In fondo, sono passate solo tre generazioni da quando, nel 1923, lo scrittore austriaco Felix Salten, pseudonimo di Siegmund Salzmann, pubblicava il suo celebre romanzo «Bambi, la vita nel bosco» (dal quale, nel 1942, Walt Disney avrebbe tratto un ancor più celebre film), descrivendo la vita di una foresta centro-europea in cui i cervidi vivevano ancora allo stato selvaggio, come nei secoli del passato più remoto.

E del resto sappiamo che Francesco Ferdinando d’Asburgo, l’erede al trono austro-ungarico che cadde assassinato a Sarajevo, era un tale appassionato cacciatore che, poco prima di morire, nel 1914, aveva ucciso qualcosa come 5.000 cervi, molti dei quali decoravano, con le loro corna, la sua abitazione privata.

Non tutti, per fortuna, facevano un uso così distruttivo delle risorse naturali del bosco, sia in Europa che in Italia. In genere, i contadini che vivevano ai suoi margini sapevano bene quanto preziosa fosse per loro la sua conservazione; e ciò almeno fino a che la loro atavica fame di terra non li spingeva ad abbattere le foreste demaniali, via via che queste venivano vendute a piccoli lotti: come accadde, per esempio, nel caso del Bosco del Montello, presso il medio corso del Piave, alla fine del XIX secolo.

I romanzi di Michail Sadoveanu, il maggior prosatore romeno del XX secolo, sono pieni di pastori e boscaioli e in essi ricorre continuamente il paesaggio boschivo della natia Moldavia.

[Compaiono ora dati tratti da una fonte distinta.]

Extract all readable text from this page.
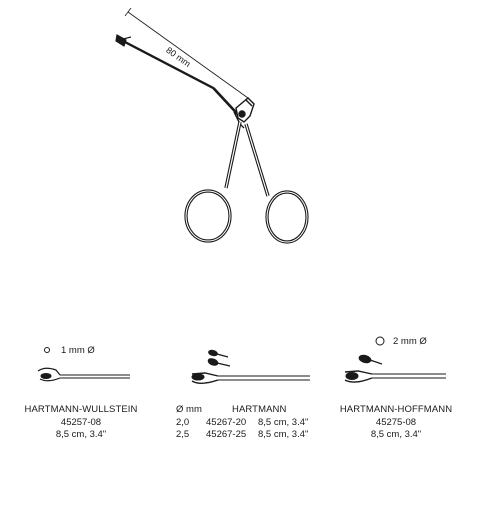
80 mm
1 mm Ø
HARTMANN-WULLSTEIN
45257-08
8,5 cm, 3.4"
Ø mm	HARTMANN
2,0 45267-20 8,5 cm, 3.4"
2,5 45267-25 8,5 cm, 3.4"
2 mm Ø
HARTMANN-HOFFMANN
45275-08
8,5 cm, 3.4"
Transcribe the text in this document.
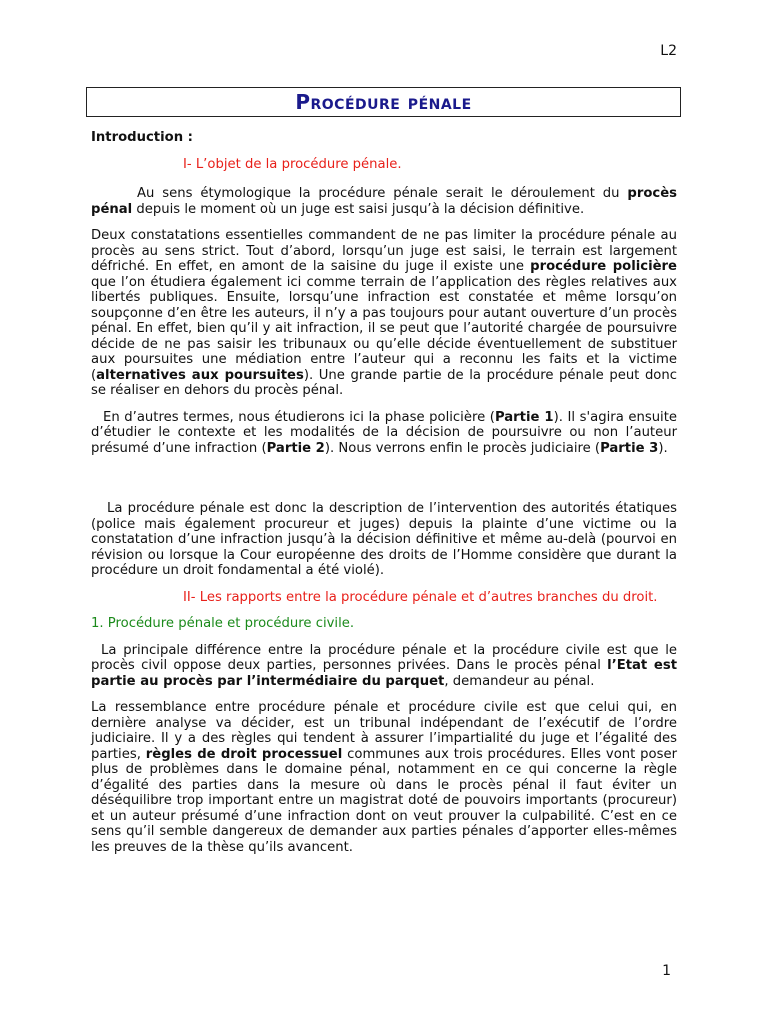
L2
Procédure pénale

Introduction :

I- L’objet de la procédure pénale.

Au sens étymologique la procédure pénale serait le déroulement du procès pénal depuis le moment où un juge est saisi jusqu’à la décision définitive.

Deux constatations essentielles commandent de ne pas limiter la procédure pénale au procès au sens strict. Tout d’abord, lorsqu’un juge est saisi, le terrain est largement défriché. En effet, en amont de la saisine du juge il existe une procédure policière que l’on étudiera également ici comme terrain de l’application des règles relatives aux libertés publiques. Ensuite, lorsqu’une infraction est constatée et même lorsqu’on soupçonne d’en être les auteurs, il n’y a pas toujours pour autant ouverture d’un procès pénal. En effet, bien qu’il y ait infraction, il se peut que l’autorité chargée de poursuivre décide de ne pas saisir les tribunaux ou qu’elle décide éventuellement de substituer aux poursuites une médiation entre l’auteur qui a reconnu les faits et la victime (alternatives aux poursuites). Une grande partie de la procédure pénale peut donc se réaliser en dehors du procès pénal.

En d’autres termes, nous étudierons ici la phase policière (Partie 1). Il s'agira ensuite d’étudier le contexte et les modalités de la décision de poursuivre ou non l’auteur présumé d’une infraction (Partie 2). Nous verrons enfin le procès judiciaire (Partie 3).

La procédure pénale est donc la description de l’intervention des autorités étatiques (police mais également procureur et juges) depuis la plainte d’une victime ou la constatation d’une infraction jusqu’à la décision définitive et même au-delà (pourvoi en révision ou lorsque la Cour européenne des droits de l’Homme considère que durant la procédure un droit fondamental a été violé).

II- Les rapports entre la procédure pénale et d’autres branches du droit.

1. Procédure pénale et procédure civile.

La principale différence entre la procédure pénale et la procédure civile est que le procès civil oppose deux parties, personnes privées. Dans le procès pénal l’Etat est partie au procès par l’intermédiaire du parquet, demandeur au pénal.

La ressemblance entre procédure pénale et procédure civile est que celui qui, en dernière analyse va décider, est un tribunal indépendant de l’exécutif de l’ordre judiciaire. Il y a des règles qui tendent à assurer l’impartialité du juge et l’égalité des parties, règles de droit processuel communes aux trois procédures. Elles vont poser plus de problèmes dans le domaine pénal, notamment en ce qui concerne la règle d’égalité des parties dans la mesure où dans le procès pénal il faut éviter un déséquilibre trop important entre un magistrat doté de pouvoirs importants (procureur) et un auteur présumé d’une infraction dont on veut prouver la culpabilité. C’est en ce sens qu’il semble dangereux de demander aux parties pénales d’apporter elles-mêmes les preuves de la thèse qu’ils avancent.

1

E come dimenticare le foreste di abeti al confine russo-polacco degli anni Trenta, così suggestivamente descritte da un contrabbandiere fattosi scrittore, Sergiusz Piasecki, nel suo famoso romanzo «L’amante dell’Orsa Maggiore»?

È triste pensare che la cosiddetta società del benessere abbia reciso l’antico legame fra l’uomo e il bosco e che quest’ultimo, abbandonato a se stesso, si stia rapidamente rinselvatichendo; in un certo senso, è come se gli uomini avessero perduto la strada di casa.

Il bosco, in effetti, era il paesaggio predominante prima della grande ondata di urbanizzazione che percorse l’Europa in concomitanza con la Rivoluzione industriale: né l’Impero di Roma (che non arrivò stabilmente oltre il Reno e il Danubio), né la civiltà comunale, né la nascita dello Stato moderno, riuscirono a distruggere l’antica comunanza e l’antica interazione tra l’uomo e il bosco; solo il consumismo becero degli ultimi decenni vi è riuscito, in modo clamoroso.

I pochi boschi che ancora sopravvivono sono sempre più simili a dei gusci vuoti: nessuno vi raccoglie più la ramaglia; nessuno ne ripulisce i sentieri; nessuno vi costruisce le carbonaie.

Sono diventati silenziosi e molti animali, specialmente mammiferi e uccelli, li hanno abbandonati, così come si dice che i topi lascino di soppiatto una nave che essi sentono oscuramente destinata a naufragare.

Torneremo più a udirne le voci, a vedervi rifiorire la vita?